Spencer Berthelsen: A group of physicians and healthcare providers came together for the purpose of raising the value of healthcare, so that the quality goes up, cost goes down and value is increased. They dedicate themselves to this prospect and also invest in information technology, programs, people and facilities that will achieve this goal.
They certainly embrace alternative payment mechanisms that properly orient the organization to increasing value, which is typically converting from a paper service system into one that pays for taking care of a population over a period of time, giving them good healthcare outcomes and a good patient appearance that people will find attractive.
Trib+Health: What’s the most interesting thing that has evolved under the Affordable Care Act?
Berthelsen: When the ACA was implemented, the concept of accountable care organizations with regard to Medicare started. Kelsey-Seybold actually embraced accountable care with Medicare because we had already established our own Medicare plan, a program that now has about 30,000 members.
The remarkable thing is that the concept of accountable care has actually extended well beyond Medicare and into all of healthcare. We are seeing accountable care organizations throughout the country, and certainly in our Houston area. All healthcare providers have an idea of developing accountable care organizations, or have already done so.
Trib+Health: Would repeal and replacement of the ACA come as a benefit or detriment to the health industry in Texas?
Berthelsen: We can think of what we have now with the ACA as version 1.0 in healthcare reform. It needs further adjustment, and it probably won't be until we get to version 3.0 that we will all pretty much like what we have. Even the Democrats and former President Obama would agree that there are things in the Affordable Care Act that need to be adjusted and improved upon.
On the other hand, Republicans are about repeal and replace. As they get closer to that task, I think they are going to see that what's needed is improvement of version 1.0. In fact, we are seeing a lot of commonality with what the replacement would look like.
President Trump [in his address to a joint session of Congress] even said we need to preserve the concept that if you have a pre-existing condition, you can still get affordable healthcare, and those that have insurance should still have access to insurance afterward, through basic tenets of the Affordable Care Act.
I think instead of reconstituting reform from scratch, we are going to have movement toward a version 2.0. Republicans can probably repeal on their own, but it will require Democratic support in order to make the positive changes. I think what we’re going to have is an improvement on the Affordable Care Act in the marketplace, and in the net we may have something that’s actually closer to the final version.

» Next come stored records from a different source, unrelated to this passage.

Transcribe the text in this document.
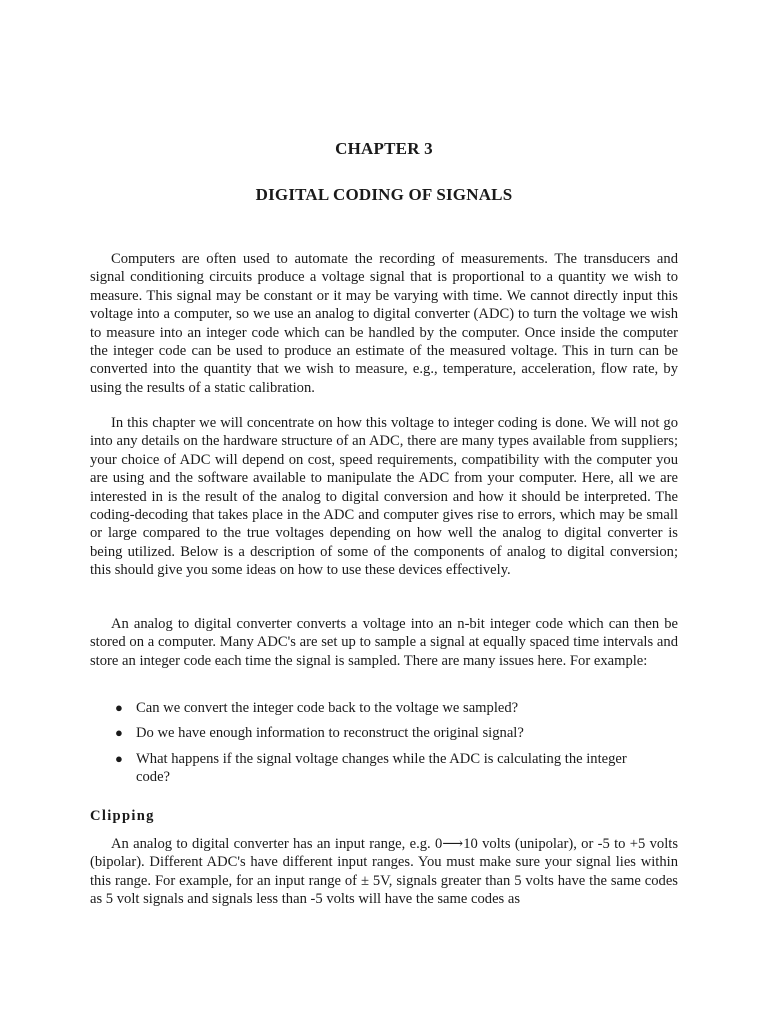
CHAPTER 3
DIGITAL CODING OF SIGNALS

Computers are often used to automate the recording of measurements. The transducers and signal conditioning circuits produce a voltage signal that is proportional to a quantity we wish to measure. This signal may be constant or it may be varying with time. We cannot directly input this voltage into a computer, so we use an analog to digital converter (ADC) to turn the voltage we wish to measure into an integer code which can be handled by the computer. Once inside the computer the integer code can be used to produce an estimate of the measured voltage. This in turn can be converted into the quantity that we wish to measure, e.g., temperature, acceleration, flow rate, by using the results of a static calibration.

In this chapter we will concentrate on how this voltage to integer coding is done. We will not go into any details on the hardware structure of an ADC, there are many types available from suppliers; your choice of ADC will depend on cost, speed requirements, compatibility with the computer you are using and the software available to manipulate the ADC from your computer. Here, all we are interested in is the result of the analog to digital conversion and how it should be interpreted. The coding-decoding that takes place in the ADC and computer gives rise to errors, which may be small or large compared to the true voltages depending on how well the analog to digital converter is being utilized. Below is a description of some of the components of analog to digital conversion; this should give you some ideas on how to use these devices effectively.

An analog to digital converter converts a voltage into an n-bit integer code which can then be stored on a computer. Many ADC's are set up to sample a signal at equally spaced time intervals and store an integer code each time the signal is sampled. There are many issues here. For example:

● Can we convert the integer code back to the voltage we sampled?
● Do we have enough information to reconstruct the original signal?
● What happens if the signal voltage changes while the ADC is calculating the integer code?
Clipping

An analog to digital converter has an input range, e.g. 0⟶10 volts (unipolar), or -5 to +5 volts (bipolar). Different ADC's have different input ranges. You must make sure your signal lies within this range. For example, for an input range of ± 5V, signals greater than 5 volts have the same codes as 5 volt signals and signals less than -5 volts will have the same codes as
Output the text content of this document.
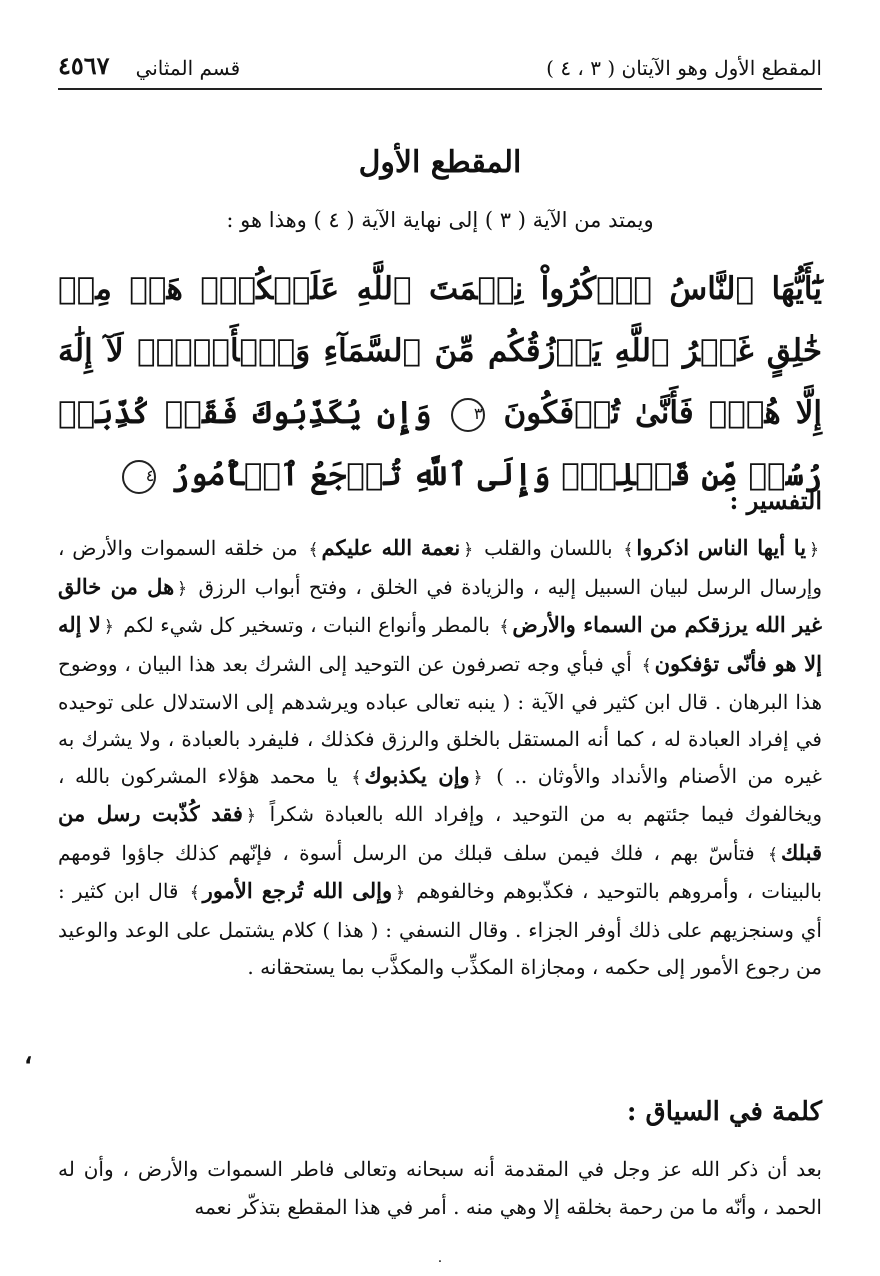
المقطع الأول وهو الآيتان ( ٣ ، ٤ )
قسم المثاني
٤٥٦٧
المقطع الأول
ويمتد من الآية ( ٣ ) إلى نهاية الآية ( ٤ ) وهذا هو :
يَٰٓأَيُّهَا ٱلنَّاسُ ٱذۡكُرُواْ نِعۡمَتَ ٱللَّهِ عَلَيۡكُمۡۚ هَلۡ مِنۡ خَٰلِقٍ غَيۡرُ ٱللَّهِ يَرۡزُقُكُم مِّنَ ٱلسَّمَآءِ وَٱلۡأَرۡضِۚ لَآ إِلَٰهَ إِلَّا هُوَۖ فَأَنَّىٰ تُؤۡفَكُونَ ٣ وَإِن يُكَذِّبُوكَ فَقَدۡ كُذِّبَتۡ رُسُلٞ مِّن قَبۡلِكَۚ وَإِلَى ٱللَّهِ تُرۡجَعُ ٱلۡأُمُورُ ٤
التفسير :
﴿يا أيها الناس اذكروا﴾ باللسان والقلب ﴿نعمة الله عليكم﴾ من خلقه السموات والأرض ، وإرسال الرسل لبيان السبيل إليه ، والزيادة في الخلق ، وفتح أبواب الرزق ﴿هل من خالق غير الله يرزقكم من السماء والأرض﴾ بالمطر وأنواع النبات ، وتسخير كل شيء لكم ﴿لا إله إلا هو فأنّى تؤفكون﴾ أي فبأي وجه تصرفون عن التوحيد إلى الشرك بعد هذا البيان ، ووضوح هذا البرهان . قال ابن كثير في الآية : ( ينبه تعالى عباده ويرشدهم إلى الاستدلال على توحيده في إفراد العبادة له ، كما أنه المستقل بالخلق والرزق فكذلك ، فليفرد بالعبادة ، ولا يشرك به غيره من الأصنام والأنداد والأوثان .. ) ﴿وإن يكذبوك﴾ يا محمد هؤلاء المشركون بالله ، ويخالفوك فيما جئتهم به من التوحيد ، وإفراد الله بالعبادة شكراً ﴿فقد كُذّبت رسل من قبلك﴾ فتأسّ بهم ، فلك فيمن سلف قبلك من الرسل أسوة ، فإنّهم كذلك جاؤوا قومهم بالبينات ، وأمروهم بالتوحيد ، فكذّبوهم وخالفوهم ﴿وإلى الله تُرجع الأمور﴾ قال ابن كثير : أي وسنجزيهم على ذلك أوفر الجزاء . وقال النسفي : ( هذا ) كلام يشتمل على الوعد والوعيد من رجوع الأمور إلى حكمه ، ومجازاة المكذِّب والمكذَّب بما يستحقانه .
،
كلمة في السياق :
بعد أن ذكر الله عز وجل في المقدمة أنه سبحانه وتعالى فاطر السموات والأرض ، وأن له الحمد ، وأنّه ما من رحمة بخلقه إلا وهي منه . أمر في هذا المقطع بتذكّر نعمه
.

Trib+Health: What are some of the biggest challenges in the healthcare industry, and if an improvement takes place, will the challenges still be around?
Berthelsen: The basic challenge we’re experiencing, and what’s mostly focused on the marketplace, is the biggest part of the Affordable Care Act — the risk pool needs to be enhanced so that insurance companies will come back into the marketplace with more competition in all regions. There will need to be limitations on these special enrollment periods where people can come in and out of the marketplace as they want to for healthcare.
We need to bring in a healthier part of the population into the marketplace so that the risk pool will be more representative of the population rather than just the high-risk parts of the population. I think we are going to have that improvement in the risk pool, which will be necessary to stabilize the marketplace, and that will be good for all.